Yes, that's correct. The pancreas releases enzymes during digestion. My instructor told us that we're born with a certain amount of enzymes that are to last us for life. When they run out, so do we. Again, I don't know how true that is, but her point was by adding enzymes to the diet, you reduce the stress on the pancreas, which isn't having to release those enzymes. I'm glad Vlad is getting them!
His vet said his thyroid was fine at 1.7 though that's below the middle of 1-4 reference value.
I may be way off on this, but to me that seems low-normal. If he was human, I'd be wondering if he was showing symptoms of hypo-thyroidism. I'm not sure how those symptoms manifest in dogs, though.
I just did a lot of reading on hypothyroidism, because my mother has that issue, and one of the books I read advised to treat based on the symptoms, not the labs.

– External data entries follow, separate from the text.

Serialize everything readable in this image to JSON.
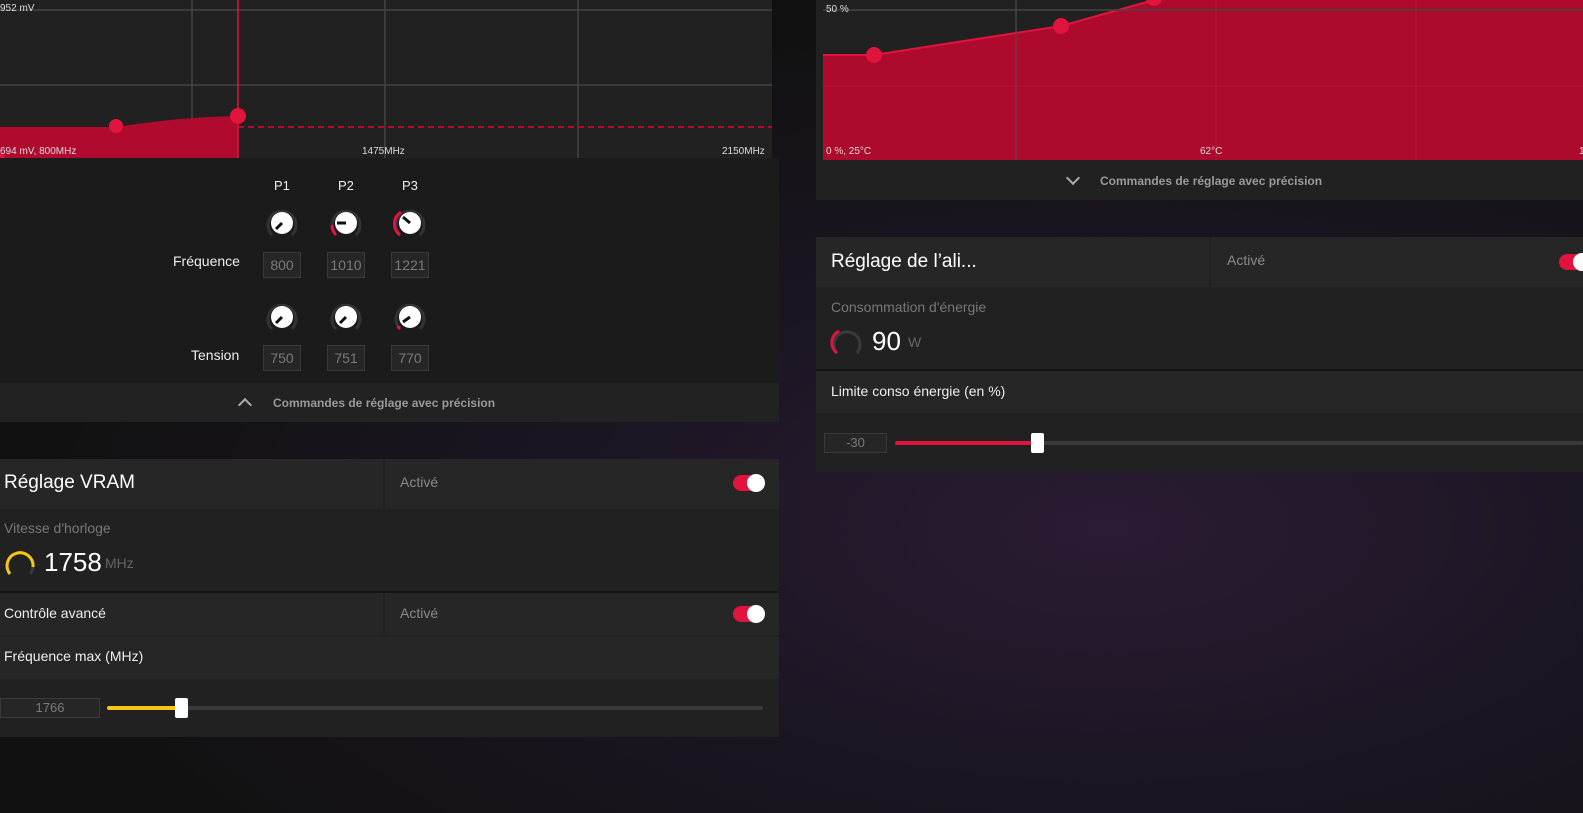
{
  "voltage_chart": {
    "y_top_label": "952 mV",
    "origin_label": "694 mV, 800MHz",
    "x_mid_label": "1475MHz",
    "x_max_label": "2150MHz",
    "accent": "#e0143c"
  },
  "fan_chart": {
    "y_mid_label": "50 %",
    "origin_label": "0 %, 25°C",
    "x_mid_label": "62°C",
    "x_max_label": "1"
  },
  "fine_tuning": {
    "columns": [
      "P1",
      "P2",
      "P3"
    ],
    "frequency_label": "Fréquence",
    "frequency_values": [
      "800",
      "1010",
      "1221"
    ],
    "voltage_label": "Tension",
    "voltage_values": [
      "750",
      "751",
      "770"
    ],
    "footer_label": "Commandes de réglage avec précision",
    "footer_icon": "chevron-up-icon"
  },
  "fan_footer": {
    "label": "Commandes de réglage avec précision",
    "icon": "chevron-down-icon"
  },
  "vram": {
    "title": "Réglage VRAM",
    "status": "Activé",
    "enabled": true,
    "clock_label": "Vitesse d'horloge",
    "clock_value": "1758",
    "clock_unit": "MHz",
    "gauge_color": "#f5c518",
    "advanced_label": "Contrôle avancé",
    "advanced_status": "Activé",
    "advanced_enabled": true,
    "max_freq_label": "Fréquence max (MHz)",
    "max_freq_value": "1766",
    "slider_fraction": 0.11
  },
  "power": {
    "title": "Réglage de l’ali...",
    "status": "Activé",
    "enabled": true,
    "consumption_label": "Consommation d'énergie",
    "consumption_value": "90",
    "consumption_unit": "W",
    "limit_label": "Limite conso énergie (en %)",
    "limit_value": "-30",
    "slider_fraction": 0.2
  }
}
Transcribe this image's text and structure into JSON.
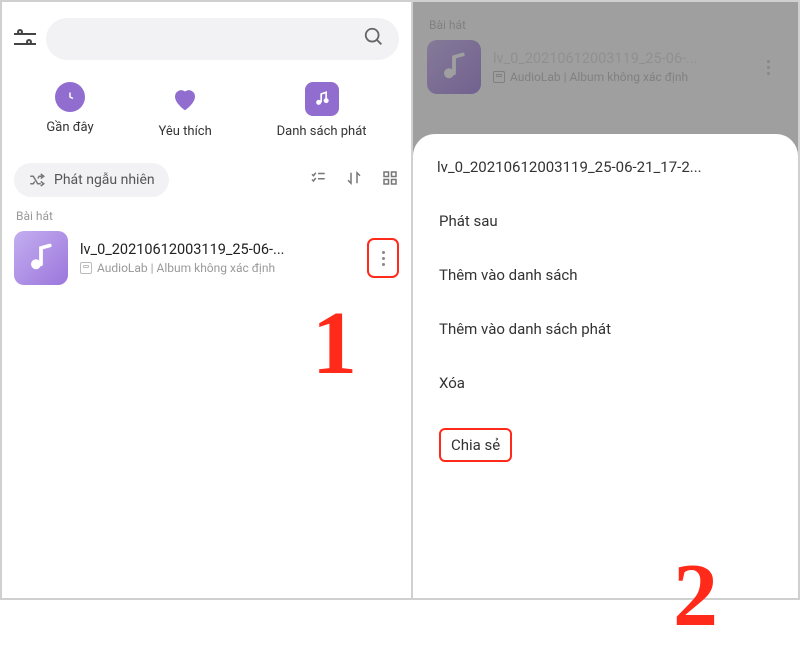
{
  "left": {
    "quick": {
      "recent": "Gần đây",
      "favorite": "Yêu thích",
      "playlist": "Danh sách phát"
    },
    "shuffle_label": "Phát ngẫu nhiên",
    "songs_header": "Bài hát",
    "track": {
      "title": "lv_0_20210612003119_25-06-...",
      "subtitle": "AudioLab | Album không xác định"
    }
  },
  "right": {
    "songs_header": "Bài hát",
    "track": {
      "title": "lv_0_20210612003119_25-06-...",
      "subtitle": "AudioLab | Album không xác định"
    },
    "sheet": {
      "title": "lv_0_20210612003119_25-06-21_17-2...",
      "play_next": "Phát sau",
      "add_to_list": "Thêm vào danh sách",
      "add_to_playlist": "Thêm vào danh sách phát",
      "delete": "Xóa",
      "share": "Chia sẻ"
    }
  },
  "annotations": {
    "one": "1",
    "two": "2"
  }
}
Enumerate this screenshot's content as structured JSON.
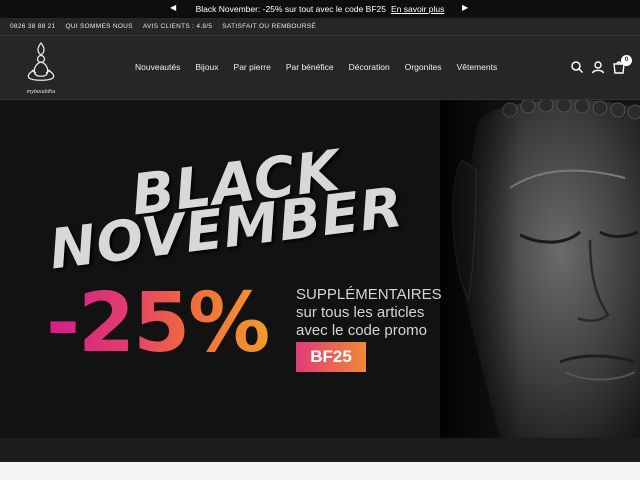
{
  "announcement": {
    "text": "Black November: -25% sur tout avec le code BF25",
    "link": "En savoir plus",
    "prev_icon": "arrow-left-icon",
    "next_icon": "arrow-right-icon"
  },
  "infobar": {
    "phone": "0826 38 88 21",
    "about": "QUI SOMMES NOUS",
    "reviews": "AVIS CLIENTS : 4.8/5",
    "guarantee": "SATISFAIT OU REMBOURSÉ"
  },
  "header": {
    "logo_text": "mybouddha",
    "nav": [
      "Nouveautés",
      "Bijoux",
      "Par pierre",
      "Par bénéfice",
      "Décoration",
      "Orgonites",
      "Vêtements"
    ],
    "cart_count": "0"
  },
  "hero": {
    "title_line1": "BLACK",
    "title_line2": "NOVEMBER",
    "discount": "-25%",
    "promo_line1": "SUPPLÉMENTAIRES",
    "promo_line2": "sur tous les articles",
    "promo_line3": "avec le code promo",
    "promo_code": "BF25"
  },
  "colors": {
    "background": "#1c1c1c",
    "gradient_start": "#d61a8c",
    "gradient_end": "#f39a2c"
  }
}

Just tossing that out there, because I'm wondering if, despite the lab showing "normal" and the vet saying it's "fine" if Vlad isn't slighty hypothyroid, which may be contributing to the high cholesterol.
No, he never had any hugely comprehensive blood tests before his Addisonian crisis--just basic things when they were trying to figure out what might be wrong with him.
Thanks for looking.
I asked since, if you did have them, it would give you a baseline to compare the new lab to.